We made every effort to reduce the bias involved in the review process. However, potential biases may exist; for example, we generally included references with high impact and excluded papers without impact, such as grey literature. Additionally, due to language constraints, our search and discussion were primarily limited to English-language publications.

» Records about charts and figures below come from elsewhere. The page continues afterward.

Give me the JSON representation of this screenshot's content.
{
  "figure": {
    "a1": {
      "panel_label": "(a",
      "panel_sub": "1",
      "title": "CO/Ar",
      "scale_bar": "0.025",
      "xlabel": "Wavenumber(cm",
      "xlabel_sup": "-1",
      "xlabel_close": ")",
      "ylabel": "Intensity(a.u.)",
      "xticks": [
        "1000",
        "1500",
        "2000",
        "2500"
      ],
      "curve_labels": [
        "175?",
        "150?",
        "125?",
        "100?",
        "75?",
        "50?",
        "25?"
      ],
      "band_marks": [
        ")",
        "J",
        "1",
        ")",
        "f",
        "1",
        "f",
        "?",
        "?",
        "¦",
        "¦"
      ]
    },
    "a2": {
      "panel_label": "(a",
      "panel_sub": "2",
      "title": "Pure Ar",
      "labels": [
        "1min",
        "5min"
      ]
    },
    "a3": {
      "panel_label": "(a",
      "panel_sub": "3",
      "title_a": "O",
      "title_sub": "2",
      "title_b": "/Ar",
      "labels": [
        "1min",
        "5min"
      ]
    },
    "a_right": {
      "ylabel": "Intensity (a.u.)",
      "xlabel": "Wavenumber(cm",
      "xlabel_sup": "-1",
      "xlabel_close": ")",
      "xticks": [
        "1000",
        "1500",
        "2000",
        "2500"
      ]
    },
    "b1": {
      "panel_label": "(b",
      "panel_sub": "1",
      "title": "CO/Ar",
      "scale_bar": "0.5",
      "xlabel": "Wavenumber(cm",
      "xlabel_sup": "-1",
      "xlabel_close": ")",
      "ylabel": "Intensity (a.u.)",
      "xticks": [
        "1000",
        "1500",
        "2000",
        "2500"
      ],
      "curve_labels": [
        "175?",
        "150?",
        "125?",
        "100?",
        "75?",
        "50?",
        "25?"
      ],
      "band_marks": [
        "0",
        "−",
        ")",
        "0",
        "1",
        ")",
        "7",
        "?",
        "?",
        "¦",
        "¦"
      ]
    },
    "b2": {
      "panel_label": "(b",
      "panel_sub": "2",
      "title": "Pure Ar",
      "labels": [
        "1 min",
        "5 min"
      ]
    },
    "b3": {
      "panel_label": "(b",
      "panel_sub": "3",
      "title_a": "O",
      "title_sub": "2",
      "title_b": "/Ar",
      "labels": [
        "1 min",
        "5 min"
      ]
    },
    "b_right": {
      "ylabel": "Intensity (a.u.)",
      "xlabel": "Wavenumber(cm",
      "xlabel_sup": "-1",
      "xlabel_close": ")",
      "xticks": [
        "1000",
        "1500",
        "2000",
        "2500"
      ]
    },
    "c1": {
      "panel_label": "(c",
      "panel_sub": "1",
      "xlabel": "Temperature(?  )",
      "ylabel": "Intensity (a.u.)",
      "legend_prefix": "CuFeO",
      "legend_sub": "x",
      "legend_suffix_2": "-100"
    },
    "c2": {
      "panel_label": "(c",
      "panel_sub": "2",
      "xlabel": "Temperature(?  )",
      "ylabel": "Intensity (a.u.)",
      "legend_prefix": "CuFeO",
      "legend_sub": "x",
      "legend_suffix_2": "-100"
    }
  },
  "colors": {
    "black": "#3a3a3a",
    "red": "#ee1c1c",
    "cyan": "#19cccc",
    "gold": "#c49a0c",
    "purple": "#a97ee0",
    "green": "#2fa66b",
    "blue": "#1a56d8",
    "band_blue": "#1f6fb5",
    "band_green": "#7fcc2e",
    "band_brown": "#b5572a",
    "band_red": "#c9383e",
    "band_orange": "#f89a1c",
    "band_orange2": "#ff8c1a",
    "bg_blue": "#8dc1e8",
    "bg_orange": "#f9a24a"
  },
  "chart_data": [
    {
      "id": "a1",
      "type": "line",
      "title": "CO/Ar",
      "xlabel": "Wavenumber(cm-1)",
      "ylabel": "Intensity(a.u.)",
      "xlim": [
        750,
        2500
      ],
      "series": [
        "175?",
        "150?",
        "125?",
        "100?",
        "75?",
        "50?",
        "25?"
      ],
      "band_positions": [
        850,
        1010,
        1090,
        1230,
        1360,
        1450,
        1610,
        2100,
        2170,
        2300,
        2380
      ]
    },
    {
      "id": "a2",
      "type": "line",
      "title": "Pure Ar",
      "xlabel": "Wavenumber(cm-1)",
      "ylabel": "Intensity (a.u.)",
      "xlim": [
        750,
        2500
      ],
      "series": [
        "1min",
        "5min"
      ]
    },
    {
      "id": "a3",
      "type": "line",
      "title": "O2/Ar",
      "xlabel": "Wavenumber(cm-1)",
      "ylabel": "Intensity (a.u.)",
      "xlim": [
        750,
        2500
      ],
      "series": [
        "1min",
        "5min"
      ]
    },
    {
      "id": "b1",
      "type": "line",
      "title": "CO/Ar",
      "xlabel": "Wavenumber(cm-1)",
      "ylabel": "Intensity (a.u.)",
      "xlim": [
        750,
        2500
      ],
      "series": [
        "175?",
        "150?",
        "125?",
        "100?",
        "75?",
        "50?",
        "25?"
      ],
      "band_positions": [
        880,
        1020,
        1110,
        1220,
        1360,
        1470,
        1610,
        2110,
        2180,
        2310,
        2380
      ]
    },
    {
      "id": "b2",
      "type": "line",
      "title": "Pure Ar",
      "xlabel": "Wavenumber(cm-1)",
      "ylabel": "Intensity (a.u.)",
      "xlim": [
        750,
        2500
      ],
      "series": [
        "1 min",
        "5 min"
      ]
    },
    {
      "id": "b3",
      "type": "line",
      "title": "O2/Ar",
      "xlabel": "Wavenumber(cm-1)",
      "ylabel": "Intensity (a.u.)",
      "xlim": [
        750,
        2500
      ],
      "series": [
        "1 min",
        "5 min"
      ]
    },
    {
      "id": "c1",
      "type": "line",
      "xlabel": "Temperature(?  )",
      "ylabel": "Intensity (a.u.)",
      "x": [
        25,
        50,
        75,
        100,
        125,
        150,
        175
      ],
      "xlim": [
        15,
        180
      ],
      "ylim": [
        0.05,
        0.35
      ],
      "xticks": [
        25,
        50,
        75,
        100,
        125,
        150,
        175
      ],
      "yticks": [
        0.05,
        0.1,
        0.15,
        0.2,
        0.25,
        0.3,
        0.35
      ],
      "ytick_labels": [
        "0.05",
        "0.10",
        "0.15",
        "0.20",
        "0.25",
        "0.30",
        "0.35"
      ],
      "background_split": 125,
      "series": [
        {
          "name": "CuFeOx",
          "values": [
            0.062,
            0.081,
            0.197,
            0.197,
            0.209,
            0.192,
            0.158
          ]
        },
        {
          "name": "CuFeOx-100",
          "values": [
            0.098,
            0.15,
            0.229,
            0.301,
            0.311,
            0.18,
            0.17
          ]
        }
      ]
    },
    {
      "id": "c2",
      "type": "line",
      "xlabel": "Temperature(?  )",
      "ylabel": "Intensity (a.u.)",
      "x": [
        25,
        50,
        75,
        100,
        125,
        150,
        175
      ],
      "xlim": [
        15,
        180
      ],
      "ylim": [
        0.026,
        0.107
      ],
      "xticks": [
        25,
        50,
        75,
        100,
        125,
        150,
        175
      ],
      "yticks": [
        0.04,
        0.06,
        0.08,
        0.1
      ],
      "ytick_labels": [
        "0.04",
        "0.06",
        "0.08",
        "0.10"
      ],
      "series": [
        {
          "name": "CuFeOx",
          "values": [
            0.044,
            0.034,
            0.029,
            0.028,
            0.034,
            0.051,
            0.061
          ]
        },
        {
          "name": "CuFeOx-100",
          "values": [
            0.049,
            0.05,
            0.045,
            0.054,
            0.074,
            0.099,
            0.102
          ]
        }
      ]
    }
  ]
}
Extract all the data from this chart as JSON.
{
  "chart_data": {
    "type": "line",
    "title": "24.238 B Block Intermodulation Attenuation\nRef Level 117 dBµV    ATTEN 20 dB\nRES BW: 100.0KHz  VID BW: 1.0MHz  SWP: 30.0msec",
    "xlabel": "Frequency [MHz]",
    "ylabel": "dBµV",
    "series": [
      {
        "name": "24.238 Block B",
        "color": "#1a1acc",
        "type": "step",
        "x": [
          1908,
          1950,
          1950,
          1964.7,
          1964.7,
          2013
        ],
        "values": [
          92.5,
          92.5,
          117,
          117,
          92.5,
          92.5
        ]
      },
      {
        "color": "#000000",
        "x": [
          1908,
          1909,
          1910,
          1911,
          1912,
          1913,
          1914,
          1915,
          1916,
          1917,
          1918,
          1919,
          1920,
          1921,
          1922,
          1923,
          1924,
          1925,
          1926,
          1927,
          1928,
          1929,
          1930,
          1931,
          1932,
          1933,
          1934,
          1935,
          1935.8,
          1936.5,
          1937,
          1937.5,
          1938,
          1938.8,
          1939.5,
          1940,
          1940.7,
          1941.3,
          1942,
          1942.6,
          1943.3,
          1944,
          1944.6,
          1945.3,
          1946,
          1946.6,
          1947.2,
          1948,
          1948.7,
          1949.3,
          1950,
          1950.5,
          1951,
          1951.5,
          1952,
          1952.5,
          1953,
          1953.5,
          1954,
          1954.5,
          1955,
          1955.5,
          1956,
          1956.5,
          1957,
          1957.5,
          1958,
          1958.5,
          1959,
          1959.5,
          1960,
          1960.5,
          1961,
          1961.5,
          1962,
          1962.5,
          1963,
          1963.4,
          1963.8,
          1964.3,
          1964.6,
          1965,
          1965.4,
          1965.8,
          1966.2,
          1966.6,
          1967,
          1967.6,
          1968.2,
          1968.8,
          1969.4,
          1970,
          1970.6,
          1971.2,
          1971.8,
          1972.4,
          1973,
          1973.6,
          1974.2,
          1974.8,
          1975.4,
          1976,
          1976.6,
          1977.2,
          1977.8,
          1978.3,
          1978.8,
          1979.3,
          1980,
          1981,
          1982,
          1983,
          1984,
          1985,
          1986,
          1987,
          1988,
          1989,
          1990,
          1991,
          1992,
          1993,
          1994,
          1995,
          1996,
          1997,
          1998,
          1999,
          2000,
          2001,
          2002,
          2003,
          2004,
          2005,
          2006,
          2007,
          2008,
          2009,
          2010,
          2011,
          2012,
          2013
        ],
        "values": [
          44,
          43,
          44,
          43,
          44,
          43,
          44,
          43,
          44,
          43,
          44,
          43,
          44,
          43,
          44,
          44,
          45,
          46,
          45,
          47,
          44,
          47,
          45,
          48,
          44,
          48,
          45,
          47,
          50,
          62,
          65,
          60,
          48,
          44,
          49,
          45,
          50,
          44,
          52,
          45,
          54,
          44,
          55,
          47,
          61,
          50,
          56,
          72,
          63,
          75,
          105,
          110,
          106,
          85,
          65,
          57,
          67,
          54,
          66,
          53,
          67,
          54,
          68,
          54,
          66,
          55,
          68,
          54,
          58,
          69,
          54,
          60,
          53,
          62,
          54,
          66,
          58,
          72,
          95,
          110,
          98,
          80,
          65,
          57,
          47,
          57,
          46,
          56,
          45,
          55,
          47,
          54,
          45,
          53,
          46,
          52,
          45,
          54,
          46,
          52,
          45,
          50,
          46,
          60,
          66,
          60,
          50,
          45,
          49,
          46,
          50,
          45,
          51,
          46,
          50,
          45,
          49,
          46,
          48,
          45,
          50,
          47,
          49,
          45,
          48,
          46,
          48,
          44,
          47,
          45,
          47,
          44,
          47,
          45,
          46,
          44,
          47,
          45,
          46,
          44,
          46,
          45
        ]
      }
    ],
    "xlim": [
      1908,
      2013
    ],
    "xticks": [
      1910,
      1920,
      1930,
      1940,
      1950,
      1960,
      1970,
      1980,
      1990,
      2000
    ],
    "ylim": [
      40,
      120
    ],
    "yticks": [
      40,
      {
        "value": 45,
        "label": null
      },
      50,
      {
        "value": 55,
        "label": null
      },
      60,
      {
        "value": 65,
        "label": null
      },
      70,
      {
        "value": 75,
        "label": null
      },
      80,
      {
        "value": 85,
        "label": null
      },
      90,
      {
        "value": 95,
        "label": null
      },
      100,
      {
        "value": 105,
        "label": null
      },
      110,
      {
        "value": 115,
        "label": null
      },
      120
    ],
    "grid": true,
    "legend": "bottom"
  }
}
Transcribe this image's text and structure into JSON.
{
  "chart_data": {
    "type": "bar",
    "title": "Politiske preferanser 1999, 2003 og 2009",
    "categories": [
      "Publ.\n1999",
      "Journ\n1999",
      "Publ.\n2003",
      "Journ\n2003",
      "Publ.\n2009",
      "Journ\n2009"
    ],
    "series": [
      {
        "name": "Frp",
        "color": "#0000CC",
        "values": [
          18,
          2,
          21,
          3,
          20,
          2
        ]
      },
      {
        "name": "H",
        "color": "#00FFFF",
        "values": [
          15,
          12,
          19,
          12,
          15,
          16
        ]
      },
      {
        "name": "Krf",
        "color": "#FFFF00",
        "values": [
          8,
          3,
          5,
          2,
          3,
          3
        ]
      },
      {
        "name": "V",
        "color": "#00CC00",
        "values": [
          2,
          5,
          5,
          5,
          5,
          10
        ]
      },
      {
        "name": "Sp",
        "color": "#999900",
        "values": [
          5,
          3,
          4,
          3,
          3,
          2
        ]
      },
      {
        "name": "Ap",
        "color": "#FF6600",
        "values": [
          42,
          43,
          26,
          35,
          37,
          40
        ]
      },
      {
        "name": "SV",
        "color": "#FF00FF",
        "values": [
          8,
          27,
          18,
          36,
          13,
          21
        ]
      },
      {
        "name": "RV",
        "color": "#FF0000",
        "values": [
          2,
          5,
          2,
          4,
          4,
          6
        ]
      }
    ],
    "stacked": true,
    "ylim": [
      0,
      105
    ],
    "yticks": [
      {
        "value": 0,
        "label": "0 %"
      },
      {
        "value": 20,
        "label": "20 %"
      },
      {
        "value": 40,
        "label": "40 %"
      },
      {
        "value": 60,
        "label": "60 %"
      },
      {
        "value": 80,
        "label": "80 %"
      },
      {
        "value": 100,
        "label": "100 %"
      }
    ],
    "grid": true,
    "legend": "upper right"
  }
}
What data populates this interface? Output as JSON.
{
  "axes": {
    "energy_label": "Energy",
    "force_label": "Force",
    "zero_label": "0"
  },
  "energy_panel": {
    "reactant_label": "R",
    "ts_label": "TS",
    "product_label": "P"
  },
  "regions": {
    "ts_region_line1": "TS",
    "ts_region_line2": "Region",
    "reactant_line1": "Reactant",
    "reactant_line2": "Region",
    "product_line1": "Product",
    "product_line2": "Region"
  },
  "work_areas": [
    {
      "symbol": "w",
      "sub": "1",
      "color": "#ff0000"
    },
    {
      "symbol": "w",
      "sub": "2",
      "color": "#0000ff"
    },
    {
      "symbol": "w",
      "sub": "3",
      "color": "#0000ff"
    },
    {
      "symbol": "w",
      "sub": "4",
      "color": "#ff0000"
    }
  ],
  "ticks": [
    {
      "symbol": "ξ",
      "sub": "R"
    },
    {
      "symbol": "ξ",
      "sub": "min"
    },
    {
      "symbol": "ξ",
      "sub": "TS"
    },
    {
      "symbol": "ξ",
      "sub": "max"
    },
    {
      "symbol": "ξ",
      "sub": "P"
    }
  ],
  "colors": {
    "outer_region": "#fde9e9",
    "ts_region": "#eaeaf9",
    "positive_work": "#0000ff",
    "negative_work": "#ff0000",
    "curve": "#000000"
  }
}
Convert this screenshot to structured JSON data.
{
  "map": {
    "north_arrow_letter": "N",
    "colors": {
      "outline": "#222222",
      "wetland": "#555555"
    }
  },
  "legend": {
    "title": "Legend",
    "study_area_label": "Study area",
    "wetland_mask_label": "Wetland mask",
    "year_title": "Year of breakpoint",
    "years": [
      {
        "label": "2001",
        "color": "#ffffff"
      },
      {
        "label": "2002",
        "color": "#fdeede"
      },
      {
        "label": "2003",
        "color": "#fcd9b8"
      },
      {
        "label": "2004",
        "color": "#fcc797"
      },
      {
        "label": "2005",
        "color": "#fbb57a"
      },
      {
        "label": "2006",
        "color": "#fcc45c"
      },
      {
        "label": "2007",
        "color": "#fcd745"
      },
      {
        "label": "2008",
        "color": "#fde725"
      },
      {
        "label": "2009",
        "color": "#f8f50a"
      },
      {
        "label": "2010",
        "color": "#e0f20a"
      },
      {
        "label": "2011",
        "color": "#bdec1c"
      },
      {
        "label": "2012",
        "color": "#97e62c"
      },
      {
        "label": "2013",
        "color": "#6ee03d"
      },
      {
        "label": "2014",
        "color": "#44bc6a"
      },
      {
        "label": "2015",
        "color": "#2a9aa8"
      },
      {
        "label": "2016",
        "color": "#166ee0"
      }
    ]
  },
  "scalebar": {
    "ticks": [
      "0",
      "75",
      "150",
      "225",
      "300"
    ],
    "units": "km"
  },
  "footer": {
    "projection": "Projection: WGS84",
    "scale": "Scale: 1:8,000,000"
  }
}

Agreements and disagreements with other studies or reviews

Our analysis is the first to summarize the effects of discrete anti-diabetic medications on diabetic microvascular complications. It has been reported that intensive glycemic control has only minimal impact on macrovascular diseases, although macrovascular disease is the leading cause of death among diabetic patients. However, unlike macrovascular diseases, microvascular diseases can be prevented by hypoglycemic therapy. Consequently, we adopted continuous indices to detect this effect, with fewer dichotomous outcomes such as mortality or survival rate.

Conclusions

Implications for practice

Our analysis revealed that various ADMs, particularly novel ones like SGLT-2 inhibitors and incretin-based therapies—including GLP-1 receptor agonists (GLP-1RA) and DPP-IV inhibitors—may benefit microvascular complications and expand upon traditional perspectives regarding intensive hypoglycemic actions. Future clinical practices could benefit from improved strategies that focus on specific pathophysiological links in T2DM. Additionally, this implies that in the early stages of T2DM, the advantages of novel ADMs or their combination in treatment may significantly enhance or delay the onset and progression of complications.

Implications for research

Given the limited evidence regarding research on diabetic microvascular complications, the unique mechanisms for each complication should be further explored, along with their links to effective therapeutic targets. Additionally, more advanced measures for DPN, DR, and other microvascular complications should be implemented to determine their extent and provide precise targets for the therapeutic value of various ADMs.

Author contributions

All authors (S. W.; Y. Y; YY. L; CL.X; LJ. C; YS R; YJ. H; XC. L; M. G; XL. Y; DX. X; CX. W; LG. Z) contributed to the reported findings, including study conception, study design, execution, data acquisition, analysis, and interpretation, and drafting, revising, or critically reviewing the article. All authors approved the final version of the manuscript to be published.

Funding

This work was supported by the Fudan Zhangjiang Clinical Medicine Innovation Fund Project (KP0202118), Integrated Traditional Chinese and Western Medicine (YC-2023-0404), Fudan Good Practice Program of Teaching and Learning (FD2023A227), Talents Training Program of Shanghai Pudong Hospital (YQ202101); Project of Key Medical Discipline of Pudong Hospital of Fudan University (Zdxk2020-11), Project of Key Medical Specialty and Treatment Center of Pudong Hospital of Fudan University (Zdzk2020-24), Integrative Medicine special fund of Shanghai Municipal Health Planning Committee (ZHYY- ZXYJHZX-2-201712), Special Department Fund of the Pudong New Area Health Planning Commission (PWZzk2017-03), Outstanding Leaders Training Program of Pudong Health Bureau of Shanghai (PWR12014-06), Pudong New Area Clinical Plateau Discipline Project (PWYgy-2021-03), the Natural Science Foundation of China (21675034), National Natural Science Foundation of China (81370932), Shanghai Natural Science Foundation (19ZR1447500), Pudong New Area Clinical Characteristic Discipline Project (PWYts2021-11), Pudong New Area Clinical Characteristic Discipline Project (PWYts2021-01), Wenzhou Medical University Education Grant (JG2021197).

Data availability

All data generated or analyzed during this study are included in this article.

Declarations

Ethics approval and consent to participate

Not applicable.

Consent for publication

Not applicable.

Competing interests

The authors declare no competing interests.